Читаем Дикое счастье. Золото полностью

– Видишь, Феня, о бабушке Татьяне своя речь… Бабушке-то Татьяне на восьмой десяток перевалило, вот она и судит обо всех по-своему. Конечно, ей настоящую сноху в дом не расчет пускать. Она теперь в дому-то сама большая – сама маленькая: как хочет, так всеми и поворачивает. Внучатные-то снохи пикнуть не смеют, а женись Гордей Евстратыч, тогда другие бы порядки пошли… Уж это верно!.. Старуха просто боится, а ты ее слушаешь. Спроси-ка у снох да у Нюши, желают они тебя мачехой своей величать? То-то вот и есть!.. Совсем другой разговор выходит… То же и про ребят скажу, про Михалка да про Архипа… Да чего лучше, спроси их сама.

– С чего это вы взяли, Алена Евстратьевна, что я стану спрашивать их о таких глупостях? – обижалась Феня.

– В том-то и дело, что не глупости, Феня… Ты теперь только то посуди, что в брагинском доме в этот год делалось, а потом-то что будет? Дальше-то и подумать страшно… Легко тебе будет смотреть, как брагинская семья будет делиться: старики врозь, сыновья врозь, снохи врозь.
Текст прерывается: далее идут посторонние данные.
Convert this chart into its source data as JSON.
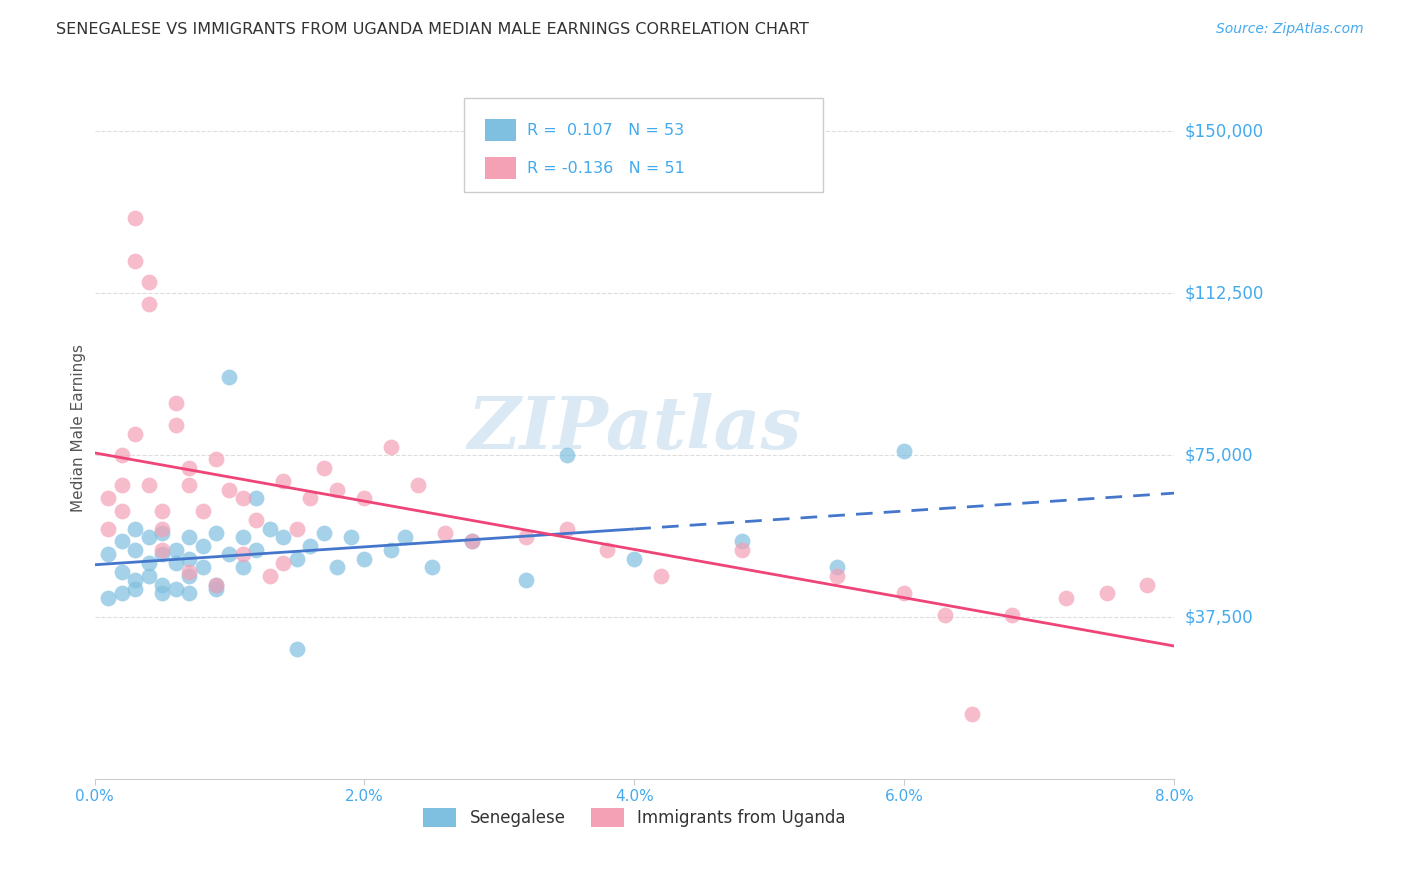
{
  "title": "SENEGALESE VS IMMIGRANTS FROM UGANDA MEDIAN MALE EARNINGS CORRELATION CHART",
  "source": "Source: ZipAtlas.com",
  "ylabel": "Median Male Earnings",
  "ytick_labels": [
    "$37,500",
    "$75,000",
    "$112,500",
    "$150,000"
  ],
  "ytick_values": [
    37500,
    75000,
    112500,
    150000
  ],
  "ymin": 0,
  "ymax": 162500,
  "xmin": 0.0,
  "xmax": 0.08,
  "xtick_positions": [
    0.0,
    0.02,
    0.04,
    0.06,
    0.08
  ],
  "xtick_labels": [
    "0.0%",
    "2.0%",
    "4.0%",
    "6.0%",
    "8.0%"
  ],
  "r_senegalese": 0.107,
  "n_senegalese": 53,
  "r_uganda": -0.136,
  "n_uganda": 51,
  "color_senegalese": "#7fbfdf",
  "color_uganda": "#f4a0b5",
  "color_trend_senegalese": "#4477cc",
  "color_trend_uganda": "#ee4477",
  "color_axis_labels": "#44aaee",
  "color_title": "#333333",
  "watermark_text": "ZIPatlas",
  "legend_label_senegalese": "R =  0.107   N = 53",
  "legend_label_uganda": "R = -0.136   N = 51",
  "bottom_legend_senegalese": "Senegalese",
  "bottom_legend_uganda": "Immigrants from Uganda",
  "senegalese_x": [
    0.001,
    0.002,
    0.002,
    0.003,
    0.003,
    0.003,
    0.004,
    0.004,
    0.004,
    0.005,
    0.005,
    0.005,
    0.006,
    0.006,
    0.006,
    0.007,
    0.007,
    0.007,
    0.008,
    0.008,
    0.009,
    0.009,
    0.01,
    0.01,
    0.011,
    0.011,
    0.012,
    0.012,
    0.013,
    0.014,
    0.015,
    0.016,
    0.017,
    0.018,
    0.019,
    0.02,
    0.022,
    0.023,
    0.025,
    0.028,
    0.032,
    0.035,
    0.04,
    0.048,
    0.055,
    0.06,
    0.001,
    0.002,
    0.003,
    0.005,
    0.007,
    0.009,
    0.015
  ],
  "senegalese_y": [
    52000,
    55000,
    48000,
    53000,
    46000,
    58000,
    50000,
    47000,
    56000,
    52000,
    45000,
    57000,
    50000,
    53000,
    44000,
    56000,
    51000,
    47000,
    54000,
    49000,
    57000,
    45000,
    93000,
    52000,
    56000,
    49000,
    65000,
    53000,
    58000,
    56000,
    51000,
    54000,
    57000,
    49000,
    56000,
    51000,
    53000,
    56000,
    49000,
    55000,
    46000,
    75000,
    51000,
    55000,
    49000,
    76000,
    42000,
    43000,
    44000,
    43000,
    43000,
    44000,
    30000
  ],
  "uganda_x": [
    0.001,
    0.001,
    0.002,
    0.002,
    0.003,
    0.003,
    0.004,
    0.004,
    0.005,
    0.005,
    0.006,
    0.006,
    0.007,
    0.007,
    0.008,
    0.009,
    0.01,
    0.011,
    0.012,
    0.013,
    0.014,
    0.015,
    0.016,
    0.017,
    0.018,
    0.02,
    0.022,
    0.024,
    0.026,
    0.028,
    0.032,
    0.035,
    0.038,
    0.042,
    0.048,
    0.055,
    0.06,
    0.063,
    0.065,
    0.068,
    0.072,
    0.075,
    0.078,
    0.002,
    0.003,
    0.004,
    0.005,
    0.007,
    0.009,
    0.011,
    0.014
  ],
  "uganda_y": [
    58000,
    65000,
    62000,
    68000,
    130000,
    120000,
    115000,
    110000,
    58000,
    53000,
    82000,
    87000,
    72000,
    68000,
    62000,
    74000,
    67000,
    65000,
    60000,
    47000,
    69000,
    58000,
    65000,
    72000,
    67000,
    65000,
    77000,
    68000,
    57000,
    55000,
    56000,
    58000,
    53000,
    47000,
    53000,
    47000,
    43000,
    38000,
    15000,
    38000,
    42000,
    43000,
    45000,
    75000,
    80000,
    68000,
    62000,
    48000,
    45000,
    52000,
    50000
  ]
}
Нюшу столкают с рук за первого прощелыгу. Не они первые, не они последние. Думаешь, даром Гордей-то Евстратыч за тобой на коленях ползал да слезами обливался? Я ведь все видела тогда… Не бери на свою душу греха!..
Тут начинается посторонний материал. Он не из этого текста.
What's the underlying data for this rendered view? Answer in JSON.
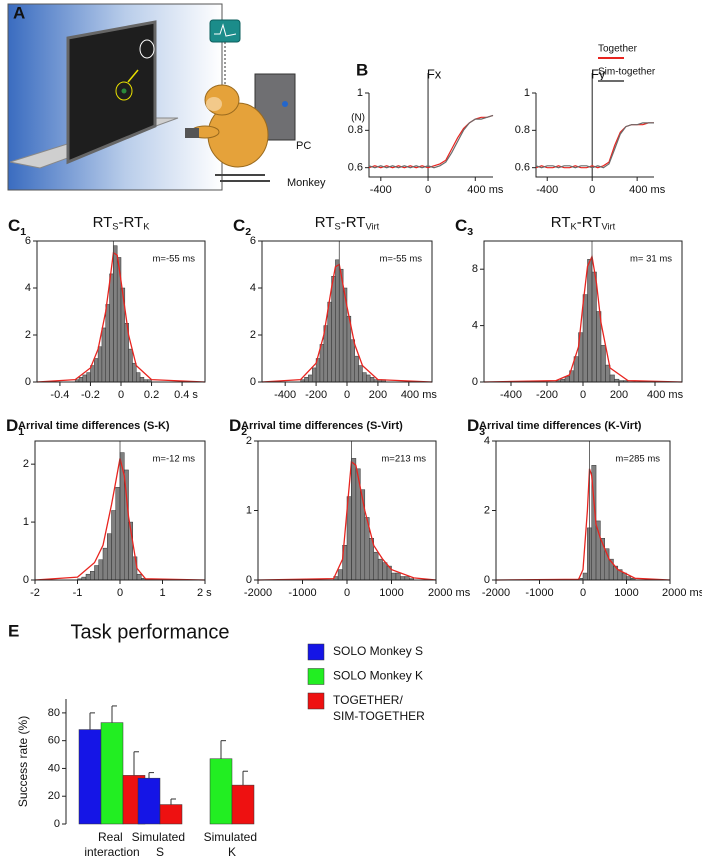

– Почему же непременно я, а не другая? Разве мало стало невест Гордею Евстратычу по другим заводам или в городу… Он теперь богатый, любая с радостью пойдет.

– Вот и проговорилась… Любая пойдет, да еще с радостью, а Гордей Евстратыч никого не возьмет, потому что все эти любые-то на его золото будут льститься. А тебя-то он сызмальства знает, знает, что не за золото замуж будешь выходить… Добрая, говорит, Феня-то, как ангел, ей-богу…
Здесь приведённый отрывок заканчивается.